Pero acaso la real visión de lo que la fe había provocado en los sobrevivientes la daba Carlos Páez Rodríguez (19, estudiante de Agronomía), quien aún se mostraba como uno de los más emocionados. Todavía conmovido por el reencuentro con su padre —motor del rescate— y por la experiencia vivida, dialogó con Siete Días, mientras acariciaba insistentemente un montón de cadenas y rosarios que le colgaban del pecho, como un suntuoso y tétrico peto de oro y plata: las cadenas de sus compañeros muertos.
—Decí lo que quieras, Carlitos.
—Lo único es que a pesar de que viví una experiencia muy triste, fue la más importante de mi vida, por lo que aprendí de la actuación como equipo y porque los principios aprendidos en el Colegio Christians Brothers (al cual pertenece el equipo de rugby) se repitieron: cuando se hacía un gol no era de uno, sino de los quince. Y ahora fuimos dieciséis: teníamos un linesman... Además, aprendimos a ser apóstoles, a predicar una fe desde adentro, que se nos aumentó en un millón por ciento.
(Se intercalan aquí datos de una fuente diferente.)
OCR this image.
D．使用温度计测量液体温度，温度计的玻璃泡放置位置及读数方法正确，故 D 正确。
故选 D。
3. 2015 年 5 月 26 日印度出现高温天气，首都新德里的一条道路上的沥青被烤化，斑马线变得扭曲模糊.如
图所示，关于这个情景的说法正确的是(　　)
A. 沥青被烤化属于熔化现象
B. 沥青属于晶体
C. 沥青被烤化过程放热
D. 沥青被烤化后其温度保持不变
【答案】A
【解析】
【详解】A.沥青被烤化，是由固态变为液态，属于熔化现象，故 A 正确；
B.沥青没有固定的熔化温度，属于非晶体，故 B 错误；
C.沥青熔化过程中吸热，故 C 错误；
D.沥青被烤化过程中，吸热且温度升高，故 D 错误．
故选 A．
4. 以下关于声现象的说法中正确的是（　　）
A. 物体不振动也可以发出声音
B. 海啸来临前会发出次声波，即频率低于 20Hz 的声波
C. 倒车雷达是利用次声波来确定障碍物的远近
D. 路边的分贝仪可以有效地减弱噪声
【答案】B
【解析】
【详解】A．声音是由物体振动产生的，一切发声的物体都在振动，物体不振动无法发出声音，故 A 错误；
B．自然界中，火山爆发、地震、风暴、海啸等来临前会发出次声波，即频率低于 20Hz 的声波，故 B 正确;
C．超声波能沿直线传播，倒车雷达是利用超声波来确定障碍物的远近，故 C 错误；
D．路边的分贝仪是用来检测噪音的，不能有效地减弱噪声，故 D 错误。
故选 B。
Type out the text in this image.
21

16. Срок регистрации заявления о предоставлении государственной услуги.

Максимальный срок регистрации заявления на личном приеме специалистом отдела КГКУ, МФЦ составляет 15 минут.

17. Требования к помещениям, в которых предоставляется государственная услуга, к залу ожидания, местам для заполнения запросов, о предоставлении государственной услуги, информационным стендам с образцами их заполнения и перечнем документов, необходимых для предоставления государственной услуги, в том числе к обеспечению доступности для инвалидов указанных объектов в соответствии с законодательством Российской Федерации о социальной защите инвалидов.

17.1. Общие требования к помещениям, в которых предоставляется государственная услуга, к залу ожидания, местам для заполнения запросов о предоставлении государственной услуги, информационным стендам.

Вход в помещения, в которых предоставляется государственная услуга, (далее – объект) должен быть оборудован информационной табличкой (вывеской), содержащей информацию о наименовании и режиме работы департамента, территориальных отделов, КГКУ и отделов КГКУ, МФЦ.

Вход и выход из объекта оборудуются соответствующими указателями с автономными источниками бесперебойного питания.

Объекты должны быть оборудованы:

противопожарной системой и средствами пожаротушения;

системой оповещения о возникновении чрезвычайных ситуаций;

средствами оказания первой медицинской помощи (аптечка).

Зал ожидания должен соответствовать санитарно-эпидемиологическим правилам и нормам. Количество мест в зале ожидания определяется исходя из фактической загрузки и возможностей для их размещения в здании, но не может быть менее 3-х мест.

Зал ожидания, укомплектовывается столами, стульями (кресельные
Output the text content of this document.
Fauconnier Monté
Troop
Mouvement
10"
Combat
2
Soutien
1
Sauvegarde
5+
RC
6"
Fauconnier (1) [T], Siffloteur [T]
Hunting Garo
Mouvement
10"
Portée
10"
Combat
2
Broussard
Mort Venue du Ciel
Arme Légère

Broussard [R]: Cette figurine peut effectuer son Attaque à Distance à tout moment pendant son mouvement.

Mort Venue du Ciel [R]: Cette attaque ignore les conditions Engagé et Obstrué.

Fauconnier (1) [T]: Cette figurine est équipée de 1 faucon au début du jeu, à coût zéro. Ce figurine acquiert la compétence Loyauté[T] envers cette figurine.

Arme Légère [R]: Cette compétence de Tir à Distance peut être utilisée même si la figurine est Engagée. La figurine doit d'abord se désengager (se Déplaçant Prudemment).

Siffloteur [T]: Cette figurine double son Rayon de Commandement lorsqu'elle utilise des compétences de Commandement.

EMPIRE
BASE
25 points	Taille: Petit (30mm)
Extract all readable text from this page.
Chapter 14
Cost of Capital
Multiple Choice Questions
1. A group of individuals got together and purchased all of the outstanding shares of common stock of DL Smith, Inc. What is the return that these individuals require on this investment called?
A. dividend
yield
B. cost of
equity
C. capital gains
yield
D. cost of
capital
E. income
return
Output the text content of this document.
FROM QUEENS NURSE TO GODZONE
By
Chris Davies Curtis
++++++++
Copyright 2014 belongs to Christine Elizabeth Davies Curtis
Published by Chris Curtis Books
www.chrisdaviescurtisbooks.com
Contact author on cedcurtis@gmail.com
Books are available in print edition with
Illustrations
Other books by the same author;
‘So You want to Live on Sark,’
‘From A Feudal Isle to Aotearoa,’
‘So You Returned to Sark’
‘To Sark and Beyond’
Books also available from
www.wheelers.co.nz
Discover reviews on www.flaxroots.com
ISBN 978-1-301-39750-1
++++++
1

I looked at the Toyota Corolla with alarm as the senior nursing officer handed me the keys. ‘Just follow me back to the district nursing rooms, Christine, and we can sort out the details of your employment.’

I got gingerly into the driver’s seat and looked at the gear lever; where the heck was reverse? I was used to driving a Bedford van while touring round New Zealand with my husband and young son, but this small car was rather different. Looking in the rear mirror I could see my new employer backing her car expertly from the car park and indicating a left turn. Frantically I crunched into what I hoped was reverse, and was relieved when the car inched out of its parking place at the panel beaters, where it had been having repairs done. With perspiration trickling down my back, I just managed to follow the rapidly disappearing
—¿Qué fue lo que más te preocupaba?
—Mi familia. Después de esto uno sale endurecido para la vida, pucha, claro que sí. Y en la impotencia es que uno se incentiva, y eso me preocupaba mucho. Hablábamos de comidas y de campo y reinaba gran camaradería, a pesar de cierto nerviosismo cotidiano.
—¿Qué era lo más importante para ustedes, más allá del obvio deseo de salvarse? ¿La comida?
—No era el aspecto alimentario, sino el psicológico. El mantenimiento de la moral. Nos alimentábamos con las reservas que había en el avión, latas de conserva, y en fin, un racionamiento muy meticuloso. Cuando salió la expedición de los muchachos, los que nos quedábamos comíamos menos y ellos más. Teníamos bastante chocolate y esas cosas. Como no había un líder, todos asumimos el comando del grupo. También sacábamos líquenes de las rocas, una especie de hongo que al principio sabía horriblemente, pero que después se hicieron riquísimos.
—¿Y cómo fue el reencuentro con la civilización?
—-Cuando llegaron los primeros auxilios ya estábamos advertidos, inclusive nos peinamos todos...

LA VUELTA AL HOGAR
En una silla de ruedas, José Luis Inciarte (24, estudiante de Agronomía) era el que se encontraba en peor estado físico. Increíblemente desnutrido, herido en manos y cara, con una avanzada infección en la pierna izquierda, habló lentamente, con la voz entrecortada.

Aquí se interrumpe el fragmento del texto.